Separately in 2009 the Recreation and Parks Department conceded to the demands of golf purists by releasing a controversial proposal to redevelop Sharp Park Golf Course. Known as “A18,” the proposal was heavily criticized by environmentalists, budget hawks, and Bay Area scientists, who stated
“It is our conclusion that the minimal habitat enhancement proposed by the Park Department in their preferred 18-hole alternative is inadequate to allow the recovery of the San Francisco garter snake and red-legged frog at the site, and is set up to fail with climate change and sea-level rise.” [source]
When this criticism became public A18 appeared dead on arrival at City Hall.
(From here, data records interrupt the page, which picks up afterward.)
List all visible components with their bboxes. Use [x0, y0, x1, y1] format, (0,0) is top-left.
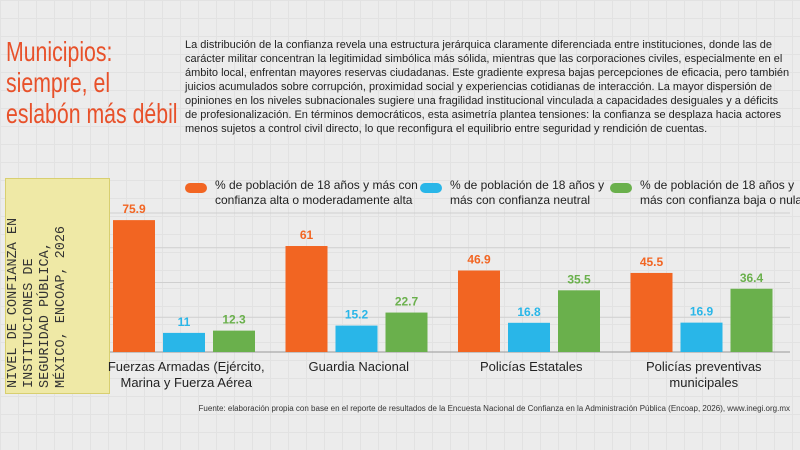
bar — [730, 288, 773, 352]
value-label: 11 — [178, 315, 191, 329]
value-label: 15.2 — [345, 308, 369, 322]
value-label: 16.9 — [690, 305, 714, 319]
source: Fuente: elaboración propia con base en e… — [198, 404, 790, 413]
legend-swatch — [420, 183, 442, 193]
bar — [508, 322, 550, 352]
value-label: 45.5 — [640, 255, 664, 269]
legend-label: % de población de 18 años y más con conf… — [450, 178, 605, 207]
bar — [163, 332, 205, 352]
legend-swatch — [610, 183, 632, 193]
value-label: 36.4 — [740, 271, 764, 285]
chart-title-box: NIVEL DE CONFIANZA EN INSTITUCIONES DE S… — [5, 178, 110, 394]
value-label: 12.3 — [222, 313, 246, 327]
value-label: 35.5 — [567, 272, 591, 286]
value-label: 22.7 — [395, 295, 419, 309]
x-tick-label: Policías preventivas municipales — [645, 359, 762, 390]
title-line: siempre, el — [6, 67, 111, 98]
x-tick-label: Guardia Nacional — [308, 359, 409, 374]
value-label: 61 — [300, 228, 314, 242]
value-label: 16.8 — [517, 305, 541, 319]
x-tick-label: Fuerzas Armadas (Ejército, Marina y Fuer… — [107, 359, 265, 390]
value-label: 75.9 — [122, 202, 146, 216]
bar — [558, 290, 600, 352]
bar — [630, 272, 673, 352]
title-line: eslabón más débil — [6, 98, 178, 129]
bar — [458, 270, 500, 352]
legend-label: % de población de 18 años y más con conf… — [215, 178, 418, 207]
bar — [385, 312, 428, 352]
value-label: 46.9 — [467, 253, 491, 267]
paragraph: La distribución de la confianza revela u… — [185, 39, 790, 135]
legend-swatch — [185, 183, 207, 193]
legend-label: % de población de 18 años y más con conf… — [640, 178, 800, 207]
bar — [213, 330, 255, 352]
bar — [680, 322, 723, 352]
bar — [113, 220, 155, 352]
x-tick-label: Policías Estatales — [479, 359, 583, 374]
bar — [335, 325, 378, 352]
title-line: Municipios: — [6, 36, 113, 67]
chart-title: NIVEL DE CONFIANZA EN INSTITUCIONES DE S… — [6, 217, 69, 388]
title: Municipios: siempre, el eslabón más débi… — [6, 36, 181, 129]
bar — [285, 246, 328, 352]
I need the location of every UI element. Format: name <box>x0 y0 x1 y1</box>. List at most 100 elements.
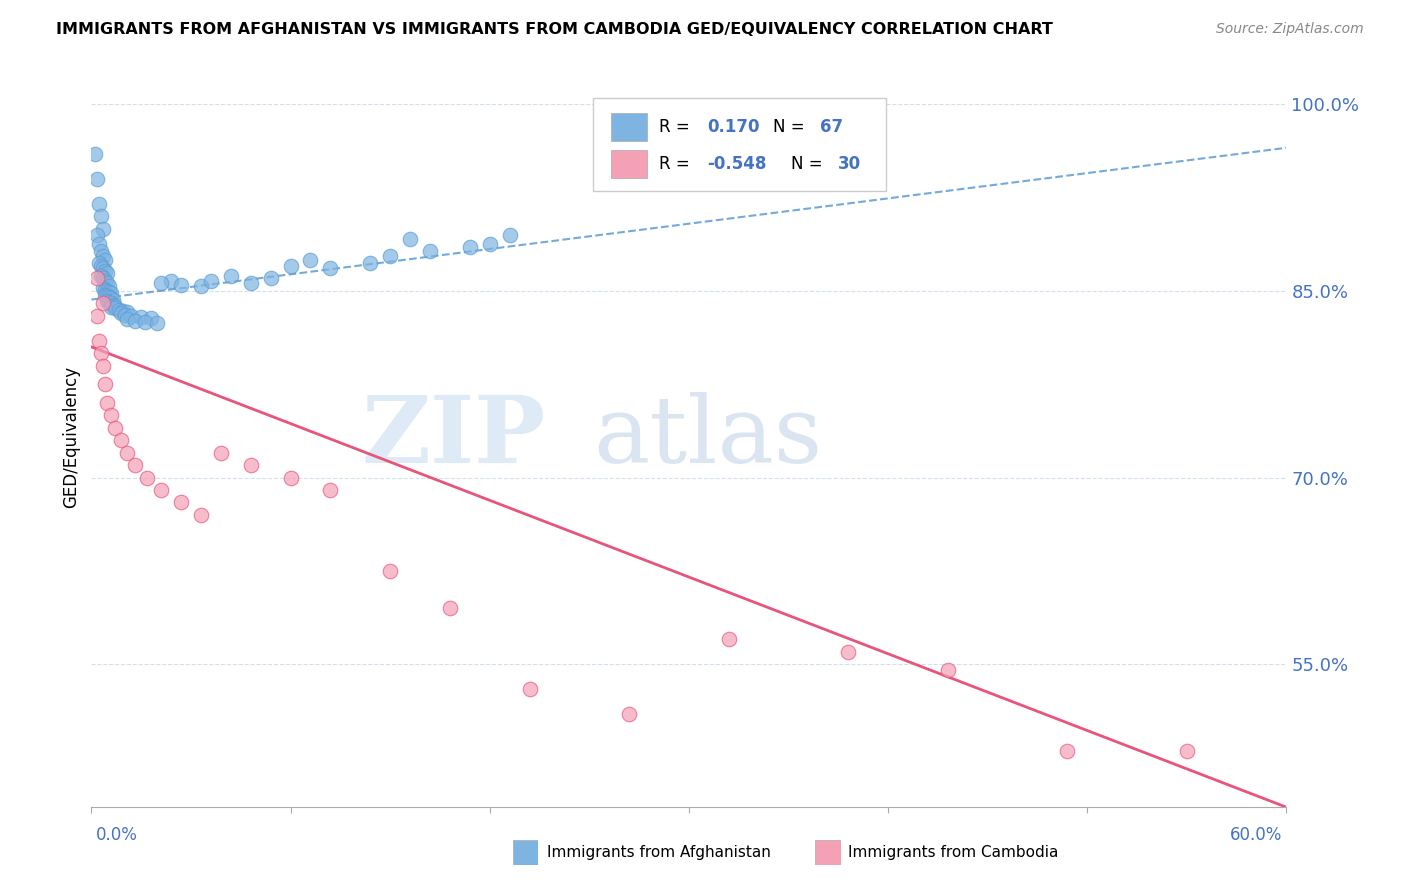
Point <box>90 244 112 258</box>
Text: 30: 30 <box>838 155 862 173</box>
Point <box>96 289 118 303</box>
Point <box>94 264 117 278</box>
Point <box>160 274 183 288</box>
Point <box>93 221 115 235</box>
Point <box>94 252 117 267</box>
Point <box>98 290 121 304</box>
Text: 0.0%: 0.0% <box>96 826 138 844</box>
Point <box>150 277 173 291</box>
Text: Immigrants from Afghanistan: Immigrants from Afghanistan <box>547 846 770 860</box>
Point <box>86 271 108 285</box>
Point <box>94 377 117 392</box>
Point <box>129 310 152 324</box>
Point <box>146 316 169 330</box>
Point <box>120 309 142 323</box>
Point <box>103 293 125 307</box>
Point <box>86 227 108 242</box>
Y-axis label: GED/Equivalency: GED/Equivalency <box>62 366 80 508</box>
Point <box>94 287 117 301</box>
Point <box>519 681 541 696</box>
Point <box>170 277 193 292</box>
Point <box>90 268 112 283</box>
Point <box>104 421 127 435</box>
Point <box>280 470 302 484</box>
Point <box>89 236 111 251</box>
Point <box>90 346 112 360</box>
Point <box>717 632 740 647</box>
Point <box>93 261 115 276</box>
Point <box>94 283 117 297</box>
Point <box>100 409 122 423</box>
Point <box>150 483 173 497</box>
Point <box>936 664 959 678</box>
Point <box>115 312 138 326</box>
Point <box>98 295 121 310</box>
Point <box>103 297 125 311</box>
FancyBboxPatch shape <box>612 112 647 141</box>
Point <box>93 271 115 285</box>
Point <box>837 645 859 659</box>
Point <box>115 445 138 459</box>
Point <box>209 445 232 459</box>
Point <box>98 279 121 293</box>
Point <box>90 259 112 273</box>
Point <box>619 706 641 721</box>
Point <box>98 285 121 299</box>
Text: IMMIGRANTS FROM AFGHANISTAN VS IMMIGRANTS FROM CAMBODIA GED/EQUIVALENCY CORRELAT: IMMIGRANTS FROM AFGHANISTAN VS IMMIGRANT… <box>56 22 1053 37</box>
Text: 67: 67 <box>821 118 844 136</box>
Text: R =: R = <box>659 155 695 173</box>
Point <box>100 286 122 301</box>
Point <box>200 274 222 288</box>
Point <box>96 284 118 298</box>
Point <box>89 256 111 270</box>
Point <box>170 495 193 509</box>
FancyBboxPatch shape <box>593 98 886 191</box>
Text: R =: R = <box>659 118 695 136</box>
Point <box>93 249 115 263</box>
Text: Immigrants from Cambodia: Immigrants from Cambodia <box>848 846 1059 860</box>
Point <box>112 303 135 318</box>
Point <box>141 311 162 326</box>
Point <box>439 601 461 615</box>
Point <box>104 299 127 313</box>
Point <box>124 314 146 328</box>
Point <box>110 306 132 320</box>
Point <box>1056 744 1078 758</box>
Point <box>96 267 118 281</box>
Point <box>100 296 122 310</box>
Text: 60.0%: 60.0% <box>1230 826 1282 844</box>
Point <box>84 147 107 161</box>
Point <box>89 334 111 348</box>
Point <box>299 252 322 267</box>
Point <box>190 279 212 293</box>
Point <box>219 268 242 283</box>
Point <box>478 236 501 251</box>
Text: atlas: atlas <box>593 392 823 482</box>
Point <box>124 458 146 472</box>
Point <box>104 301 127 316</box>
Text: N =: N = <box>772 118 810 136</box>
Point <box>90 209 112 223</box>
Point <box>94 274 117 288</box>
Point <box>108 302 131 317</box>
Text: 0.170: 0.170 <box>707 118 759 136</box>
Point <box>96 293 118 308</box>
Point <box>136 470 159 484</box>
Point <box>419 244 441 258</box>
Point <box>190 508 212 522</box>
FancyBboxPatch shape <box>612 150 647 178</box>
Point <box>100 300 122 314</box>
Point <box>259 271 281 285</box>
Point <box>114 308 136 322</box>
Point <box>498 227 520 242</box>
Point <box>86 172 108 186</box>
Point <box>319 261 342 276</box>
Point <box>458 240 481 254</box>
Point <box>239 277 262 291</box>
Point <box>89 196 111 211</box>
Point <box>359 256 381 270</box>
Text: Source: ZipAtlas.com: Source: ZipAtlas.com <box>1216 22 1364 37</box>
Point <box>93 281 115 295</box>
Point <box>110 433 132 447</box>
Point <box>86 309 108 323</box>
Indeed, shortly after A18 was criticized, the Recreation and Parks Department publicly stated:
“Because redesigning or eliminating the Sharp Park Golf Course is a separate proposal being studied by SFRPD, it will not be included or evaluated as part of the proposed [Significant Natural Areas Management Plan] project analyzed in the EIR. Should changes to the Sharp Park Golf Course be proposed, they would undergo a separate regulatory review, including CEQA environmental review.” [source]
Yet in November 2016 the Department released a SNRAMP FEIR that removed the original plan for Sharp Park and replaced it with A18, the Golf Course redevelopment project. Moreover, the FEIR declares the Golf Course an Historic Resource that CEQA must protect—even though the original design was washed away by ocean storms decades ago—and therefore refused to consider alternatives that would protect Sharp Park’s environment from this controversial project.
Sharp Park, arguably San Francisco’s most ecologically and biologically important natural area, would be devastated by implementation of A18, and in the seven years since A18 was first announced, many of the SNRAMP proposals for San Francisco’s 31 other natural areas have moved forward or implemented, because they either didn’t require environmental review or because they were incorporated into other park projects.
Nonetheless, to ensure that SNRAMP’s good proposals for the City’s other natural areas wouldn’t be affected by the disastrous proposal for Sharp Park, Wild Equity and an array of environmental and community supporters demanded that the Sharp Park Golf Course redevelopment plan be segregated out of SNRAMP and its environmental review process, so the golf course project could stand or more likely, fall on its own merits.
But these reasonable proposals have fallen on deaf ears. The Recreation and Parks Department has informed San Francisco’s environmental community that we must sacrifice our most precious biological resource if we desire modest conservation gains in San Francisco’s other natural landscapes.
Now Wild Equity, the Sierra Club, Surfrider Foundation, S.F. League of Conservation Voters, National Parks Conservation Association, Sequoia Audubon and others all agree: the environmental benefits proposed by SNRAMP in other areas are far outweighed by the environmental destruction the golf course bailout would cause at Sharp Park.